Arne Gabius und Sabrina Mockenhaupt stark bei Cross-Meisterschaften -Vorbericht-
Frühlingshaftes Wetter und ein schneller und dennoch fordernder Parcours sorgten für beste Voraussetzungen bei den Deutschen Crossmeisterschaften in Ingolstadt. Und diese nutzten vor allem Arne Gabius, Wolfram Müller und Sabrina Mockenhaupt mit einer vorzüglichen Werbung in eigener Sache – sie richteten zugleich aber den persönlichen Fokus auf das große Leichtathletik-Ereignis in diesem Jahr, die Weltmeisterschaften im August in Berlin.
In Anwesenheit von Bayerns Ministerpräsident Horst Seehofer und dem Präsidenten des Deutschen Leichtathletik-Verbandes (DLV) Clemens Prokop gab dabei der örtliche Ausrichter MTV Ingolstadt eine exzellente Visitenkarte ab, die durchaus internationalen Ansprüchen genügt. Nicht zuletzt deshalb brachte der DLV-Präsident die Autostadt an der Donau ins Gespräch für Cross-Europameisterschaften. „Wir fühlen uns geehrt und stehen diesem Vorstoß natürlich nicht negativ gegenüber. Jedoch müssen wir die Vorleistungen prüfen, denn als kleiner Verein werden wir keinesfalls ein Risiko eingehen können“, so Reinhard Köchl, der Pressesprecher des MTV Ingolstadt.

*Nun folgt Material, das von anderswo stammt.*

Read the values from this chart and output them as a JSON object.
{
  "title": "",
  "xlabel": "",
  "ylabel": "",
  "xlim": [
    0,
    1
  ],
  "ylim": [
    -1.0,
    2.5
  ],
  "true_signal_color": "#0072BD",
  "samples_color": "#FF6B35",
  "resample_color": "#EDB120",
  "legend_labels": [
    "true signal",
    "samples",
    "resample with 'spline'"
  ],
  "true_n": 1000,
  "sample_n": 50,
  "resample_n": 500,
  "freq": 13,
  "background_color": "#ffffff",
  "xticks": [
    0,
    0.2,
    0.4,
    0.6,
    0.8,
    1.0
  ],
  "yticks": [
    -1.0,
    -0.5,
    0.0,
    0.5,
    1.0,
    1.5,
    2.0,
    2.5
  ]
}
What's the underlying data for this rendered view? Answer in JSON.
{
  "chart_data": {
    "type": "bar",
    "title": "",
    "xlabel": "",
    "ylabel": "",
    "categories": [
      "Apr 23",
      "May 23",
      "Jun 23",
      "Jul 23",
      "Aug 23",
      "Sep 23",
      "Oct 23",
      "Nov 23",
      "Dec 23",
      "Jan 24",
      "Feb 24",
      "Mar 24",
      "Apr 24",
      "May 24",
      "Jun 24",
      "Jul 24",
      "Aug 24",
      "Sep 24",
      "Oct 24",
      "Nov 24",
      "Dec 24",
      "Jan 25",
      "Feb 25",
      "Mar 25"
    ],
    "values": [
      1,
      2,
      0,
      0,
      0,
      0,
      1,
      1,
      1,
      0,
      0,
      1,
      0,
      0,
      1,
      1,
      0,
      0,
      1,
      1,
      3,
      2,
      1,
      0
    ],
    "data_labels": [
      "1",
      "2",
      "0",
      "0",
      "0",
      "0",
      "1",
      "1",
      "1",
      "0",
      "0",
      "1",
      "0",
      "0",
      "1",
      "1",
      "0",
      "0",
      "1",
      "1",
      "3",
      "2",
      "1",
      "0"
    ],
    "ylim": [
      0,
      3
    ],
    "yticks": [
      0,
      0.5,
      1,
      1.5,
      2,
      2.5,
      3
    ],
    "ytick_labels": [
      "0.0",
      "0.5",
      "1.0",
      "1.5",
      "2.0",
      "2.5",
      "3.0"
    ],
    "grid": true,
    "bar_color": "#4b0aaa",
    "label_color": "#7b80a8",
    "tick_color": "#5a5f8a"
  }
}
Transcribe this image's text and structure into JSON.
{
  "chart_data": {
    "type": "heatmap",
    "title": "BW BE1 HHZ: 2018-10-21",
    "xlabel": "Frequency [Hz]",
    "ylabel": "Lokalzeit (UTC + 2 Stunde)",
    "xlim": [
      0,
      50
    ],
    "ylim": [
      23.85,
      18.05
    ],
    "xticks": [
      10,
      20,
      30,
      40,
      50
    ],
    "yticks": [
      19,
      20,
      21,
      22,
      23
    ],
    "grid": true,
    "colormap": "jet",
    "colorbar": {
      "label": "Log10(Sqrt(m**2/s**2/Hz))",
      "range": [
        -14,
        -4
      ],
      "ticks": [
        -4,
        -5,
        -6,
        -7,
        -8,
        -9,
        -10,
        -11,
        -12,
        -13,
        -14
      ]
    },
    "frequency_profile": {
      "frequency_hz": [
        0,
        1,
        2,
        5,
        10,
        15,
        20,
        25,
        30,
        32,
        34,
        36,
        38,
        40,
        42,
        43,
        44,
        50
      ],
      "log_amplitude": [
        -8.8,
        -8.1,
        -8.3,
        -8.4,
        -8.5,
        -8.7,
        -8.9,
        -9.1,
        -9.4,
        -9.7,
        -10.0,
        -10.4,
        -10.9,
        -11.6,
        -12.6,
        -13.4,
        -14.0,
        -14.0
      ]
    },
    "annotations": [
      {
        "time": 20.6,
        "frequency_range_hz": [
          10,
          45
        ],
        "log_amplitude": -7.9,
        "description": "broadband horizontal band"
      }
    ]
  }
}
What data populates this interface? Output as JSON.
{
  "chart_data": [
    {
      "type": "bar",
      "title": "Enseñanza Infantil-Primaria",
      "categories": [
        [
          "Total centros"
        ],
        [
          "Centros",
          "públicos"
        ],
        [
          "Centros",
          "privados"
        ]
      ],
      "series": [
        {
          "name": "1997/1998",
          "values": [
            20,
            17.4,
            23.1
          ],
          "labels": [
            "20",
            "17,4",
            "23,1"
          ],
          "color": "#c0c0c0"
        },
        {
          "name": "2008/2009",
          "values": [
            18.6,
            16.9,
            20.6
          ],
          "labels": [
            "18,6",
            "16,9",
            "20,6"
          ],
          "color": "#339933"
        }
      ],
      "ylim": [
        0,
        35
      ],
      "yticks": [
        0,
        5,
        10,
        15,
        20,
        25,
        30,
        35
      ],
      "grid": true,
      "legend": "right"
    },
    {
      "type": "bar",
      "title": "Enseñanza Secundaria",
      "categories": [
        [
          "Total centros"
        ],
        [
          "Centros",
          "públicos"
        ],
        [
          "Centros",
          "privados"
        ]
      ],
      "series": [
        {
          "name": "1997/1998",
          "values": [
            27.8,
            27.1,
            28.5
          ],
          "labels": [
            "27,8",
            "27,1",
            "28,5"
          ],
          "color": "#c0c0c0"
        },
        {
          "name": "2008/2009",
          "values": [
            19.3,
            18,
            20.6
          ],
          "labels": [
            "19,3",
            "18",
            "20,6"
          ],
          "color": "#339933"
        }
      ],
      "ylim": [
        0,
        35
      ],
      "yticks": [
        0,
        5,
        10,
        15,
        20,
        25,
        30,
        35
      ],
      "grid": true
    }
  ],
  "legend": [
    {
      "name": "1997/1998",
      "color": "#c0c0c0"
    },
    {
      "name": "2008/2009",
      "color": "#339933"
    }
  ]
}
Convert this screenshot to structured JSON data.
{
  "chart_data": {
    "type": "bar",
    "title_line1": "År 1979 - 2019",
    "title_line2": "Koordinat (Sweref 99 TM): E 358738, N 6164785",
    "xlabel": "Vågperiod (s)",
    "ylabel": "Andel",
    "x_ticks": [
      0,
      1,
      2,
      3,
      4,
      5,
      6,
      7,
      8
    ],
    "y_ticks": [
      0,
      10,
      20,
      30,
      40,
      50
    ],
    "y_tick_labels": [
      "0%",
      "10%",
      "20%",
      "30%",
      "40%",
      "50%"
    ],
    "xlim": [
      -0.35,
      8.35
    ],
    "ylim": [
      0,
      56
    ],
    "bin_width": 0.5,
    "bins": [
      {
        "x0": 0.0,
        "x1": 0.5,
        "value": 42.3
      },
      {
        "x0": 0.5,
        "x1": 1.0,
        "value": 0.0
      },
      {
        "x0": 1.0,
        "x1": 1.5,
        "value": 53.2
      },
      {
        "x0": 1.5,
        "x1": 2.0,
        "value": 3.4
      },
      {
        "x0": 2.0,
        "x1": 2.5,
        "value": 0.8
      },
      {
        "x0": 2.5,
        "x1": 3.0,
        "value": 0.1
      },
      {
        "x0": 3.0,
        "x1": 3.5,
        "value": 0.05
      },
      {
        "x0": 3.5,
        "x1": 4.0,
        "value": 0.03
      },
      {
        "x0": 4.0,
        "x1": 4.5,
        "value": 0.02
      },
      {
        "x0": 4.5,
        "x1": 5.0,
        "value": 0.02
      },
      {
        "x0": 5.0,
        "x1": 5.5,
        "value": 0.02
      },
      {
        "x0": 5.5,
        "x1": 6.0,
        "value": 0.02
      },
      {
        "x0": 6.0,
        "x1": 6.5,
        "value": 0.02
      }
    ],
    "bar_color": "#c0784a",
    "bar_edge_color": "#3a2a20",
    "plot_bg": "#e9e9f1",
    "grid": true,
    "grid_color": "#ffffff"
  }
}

„So einfach hätte ich mir den Titelgewinn nicht vorgestellt“, sagte eine sichtlich zufriedene Sabrina Mockenhaupt (Kölner Verein für Marathon) nach dem Zieleinlauf über ihren sechsten Crossmeistertitel. „Ich habe mit erheblich stärkerer Gegenwehr von Susanne Hahn gerechnet, da sie am vergangenen Sonntag am Bayerkreuz eine starke 10-km-Leistung abgeliefert hatte. Als aber keiner wirklich Tempo machen wollte, habe ich mir gedacht: Mach dein Ding.“ Und wie entfesselt lief die kleine Siegerländerin auf dem schnellen Kurs die fünf Runden herunter und baute dabei ihren Vorsprung auf letztlich vierzig Sekunden gegenüber Susanne Hahn aus. „Ich muss Prioritäten setzen und diese heißt WM-Qualifikation am 3. Mai in Düsseldorf“, sagte Susanne Hahn (schlau.com Saarbrücken).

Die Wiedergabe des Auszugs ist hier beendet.